Au cours de la liturgie improvisée alors dans le froid piquant (chapelet, litanies, hymnes mariales, cantiques…), Notre-Dame, silencieuse, dévoile quelques symboles (croix, cierges) et surtout déroule un message tout simple sous ses pieds, à chaque intonation de ces diverses prières : MAIS PRIEZ MES ENFANTS DIEU VOUS EXAUCERA EN PEU DE TEMPS MON FILS SE LAISSE TOUCHER. Le premier mot (mais), le manque de ponctuation, le gros point, ce qui est souligné, tout cela intrigue le Français qui aime les idées claires. À Pontmain, Marie s’est moquée finement de nos désirs d’investigation exhaustive, qui nous poussent à vouloir tout savoir, tout de suite. Toujours est-il que trois jours après ce 17 janvier, contre toute attente, les Prussiens rebroussaient chemin et l’armistice était signé le 28. Conclusion : Pontmain est un trou perdu (et resté tel) ; la vraie France se joue là où elle échappe aux médias, ayant en elle l’avenir de Dieu dans sa fidélité aux gestes de la vie quotidienne, au court terme « tout bête » mais bien ordonné, laissant le long terme à la Providence qui voit plus loin que nos prudences, surtout quand elles sont affolées. Un évêque me disait récemment de S. Joseph : Plus il se cache, plus il rayonne. La vocation de la France doit lui ressembler, rayonnant dans l’humilité cachée, dans l’effort patient qui ne paie pas de mine. « Jeunesse nouvelle, jeunesse rebelle » à l’avilissement des âmes, écoute bien Marie qui te dit comment prier.
Dom Hervé
Courau
Né en 1943, le Père Hervé Courau, abbé de Notre Dame de
Triors est entré en 1964 à l’abbaye de Fontgombault où, après son ordination
sacerdotale en 1974, il a été hôtelier, puis maître des
novices. En 1984, il a été nommé à la tête de la fondation faite par
Fontgombault à Triors, dans la
Drôme, à 20
km de la ferme de Marthe Robin. Il en a été béni premier
abbé en 1994.
Commentaire BFF –
La foi en la
France, telle que viennent de la manifester ses enfants de
tous âges et de toutes croyances ou incroyances, est le chemin qui nous est
actuellement donné. C'était manifeste dans les marches républicaines
silencieuses, priantes, communiantes, respectueuses de chacun de ses
participants.

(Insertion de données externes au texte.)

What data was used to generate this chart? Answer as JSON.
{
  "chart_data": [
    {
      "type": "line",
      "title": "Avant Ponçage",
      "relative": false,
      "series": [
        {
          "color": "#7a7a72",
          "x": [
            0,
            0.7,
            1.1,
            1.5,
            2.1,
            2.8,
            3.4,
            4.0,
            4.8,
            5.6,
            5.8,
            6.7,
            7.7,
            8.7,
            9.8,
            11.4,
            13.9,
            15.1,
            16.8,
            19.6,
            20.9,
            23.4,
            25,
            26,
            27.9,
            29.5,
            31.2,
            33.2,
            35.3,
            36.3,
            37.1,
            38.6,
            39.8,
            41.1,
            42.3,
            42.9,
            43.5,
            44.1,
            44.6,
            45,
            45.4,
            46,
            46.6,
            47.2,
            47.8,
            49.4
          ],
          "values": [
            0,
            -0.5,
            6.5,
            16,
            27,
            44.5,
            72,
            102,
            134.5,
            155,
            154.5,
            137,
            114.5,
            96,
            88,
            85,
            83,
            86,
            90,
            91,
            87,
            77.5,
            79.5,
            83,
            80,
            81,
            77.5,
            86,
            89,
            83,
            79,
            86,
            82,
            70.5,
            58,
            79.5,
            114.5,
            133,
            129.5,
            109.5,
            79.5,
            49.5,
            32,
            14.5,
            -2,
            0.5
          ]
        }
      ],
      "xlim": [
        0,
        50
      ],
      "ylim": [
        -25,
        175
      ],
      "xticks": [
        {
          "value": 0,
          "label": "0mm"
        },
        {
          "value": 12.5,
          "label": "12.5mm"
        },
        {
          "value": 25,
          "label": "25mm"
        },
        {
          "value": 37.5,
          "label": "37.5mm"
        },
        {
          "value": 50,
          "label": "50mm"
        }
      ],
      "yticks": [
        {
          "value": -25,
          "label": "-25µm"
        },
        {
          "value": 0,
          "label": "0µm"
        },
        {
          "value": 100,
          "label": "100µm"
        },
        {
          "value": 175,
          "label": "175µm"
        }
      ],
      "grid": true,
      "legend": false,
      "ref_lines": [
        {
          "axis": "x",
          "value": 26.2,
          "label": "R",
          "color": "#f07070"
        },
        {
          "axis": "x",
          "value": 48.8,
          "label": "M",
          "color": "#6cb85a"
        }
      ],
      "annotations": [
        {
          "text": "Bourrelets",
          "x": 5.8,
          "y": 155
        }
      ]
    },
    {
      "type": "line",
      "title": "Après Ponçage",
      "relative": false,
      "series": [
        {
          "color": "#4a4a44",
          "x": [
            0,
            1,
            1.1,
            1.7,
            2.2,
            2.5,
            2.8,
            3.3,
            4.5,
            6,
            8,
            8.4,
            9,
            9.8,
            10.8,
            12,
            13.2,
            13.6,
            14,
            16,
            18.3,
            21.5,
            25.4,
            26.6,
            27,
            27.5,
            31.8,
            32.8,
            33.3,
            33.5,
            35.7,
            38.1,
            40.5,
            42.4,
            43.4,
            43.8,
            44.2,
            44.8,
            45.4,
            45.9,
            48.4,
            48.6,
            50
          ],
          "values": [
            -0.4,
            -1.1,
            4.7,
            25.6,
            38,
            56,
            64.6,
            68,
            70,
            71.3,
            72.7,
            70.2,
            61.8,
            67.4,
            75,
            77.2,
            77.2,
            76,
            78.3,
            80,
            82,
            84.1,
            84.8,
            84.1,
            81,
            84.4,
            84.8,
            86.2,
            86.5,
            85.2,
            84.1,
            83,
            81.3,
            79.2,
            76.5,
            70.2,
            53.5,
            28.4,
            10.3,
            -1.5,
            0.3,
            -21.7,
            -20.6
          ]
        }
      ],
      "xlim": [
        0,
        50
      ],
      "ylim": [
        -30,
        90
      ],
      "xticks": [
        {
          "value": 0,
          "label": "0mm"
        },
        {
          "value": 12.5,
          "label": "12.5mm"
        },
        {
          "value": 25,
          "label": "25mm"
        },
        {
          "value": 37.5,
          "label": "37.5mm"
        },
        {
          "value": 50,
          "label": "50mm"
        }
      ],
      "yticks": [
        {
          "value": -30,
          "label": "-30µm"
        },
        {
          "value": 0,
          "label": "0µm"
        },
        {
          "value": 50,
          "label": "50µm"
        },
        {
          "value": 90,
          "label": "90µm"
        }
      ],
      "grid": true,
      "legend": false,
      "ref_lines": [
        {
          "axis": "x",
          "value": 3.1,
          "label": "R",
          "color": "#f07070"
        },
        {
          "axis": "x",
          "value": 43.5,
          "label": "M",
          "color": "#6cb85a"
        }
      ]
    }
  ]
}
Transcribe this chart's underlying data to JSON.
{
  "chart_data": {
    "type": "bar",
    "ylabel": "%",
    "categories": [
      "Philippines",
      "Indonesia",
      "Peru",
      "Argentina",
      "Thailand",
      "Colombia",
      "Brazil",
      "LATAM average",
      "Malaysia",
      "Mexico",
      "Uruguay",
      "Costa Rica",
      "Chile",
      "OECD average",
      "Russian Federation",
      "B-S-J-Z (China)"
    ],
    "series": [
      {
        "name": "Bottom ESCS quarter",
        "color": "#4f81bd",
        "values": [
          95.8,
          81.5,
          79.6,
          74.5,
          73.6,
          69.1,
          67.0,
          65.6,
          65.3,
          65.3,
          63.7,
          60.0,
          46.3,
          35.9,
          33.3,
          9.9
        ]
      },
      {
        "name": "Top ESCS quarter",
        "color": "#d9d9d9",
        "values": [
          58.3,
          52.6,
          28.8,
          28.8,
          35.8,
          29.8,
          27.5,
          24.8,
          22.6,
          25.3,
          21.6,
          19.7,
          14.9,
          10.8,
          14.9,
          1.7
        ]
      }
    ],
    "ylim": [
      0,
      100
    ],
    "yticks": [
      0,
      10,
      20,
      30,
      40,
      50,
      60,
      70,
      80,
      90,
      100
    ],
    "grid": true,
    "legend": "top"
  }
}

La grâce de Dieu, dans une vie personnelle et dans une vie
collective - le Te Deum du 25 Août 1944 - passe par l'événement qui lie le plus
à soi, aux autres, au monde et au présent. Peu importe l'étiquette, et même le
texte que nous discernons. - Il vient de se passer quelque chose qu'il nous
faut comprendre, et dont le commentaire ne va se murmurer en chacun de nous
qu'à la longue ou petit à petit. En fait, nous aspirons à une France sainte,
que nous la voyions ainsi ou que l'incroyant la voit simplement belle et
généreuse, le musulman grande et accueillante, le juif tolérante et
compatissante. Une France sainte se reconnaît à ce qu'elle est exigeante envers
nous.
Telle que j'entends Marie à Pontmain, elle parle politique
immédiate autant qu'humilité devant la providence devant ce qui est offert et
ce qui peut se produire : le salut. Nous y sommes en ce moment tellement
français, et produisant une telle parabole pour tous, celle de la foi priante et
confiante. Circonstances comme si souvent dans notre histoire : dramatique,
sanglante, mais salut par l'unisson et la communion.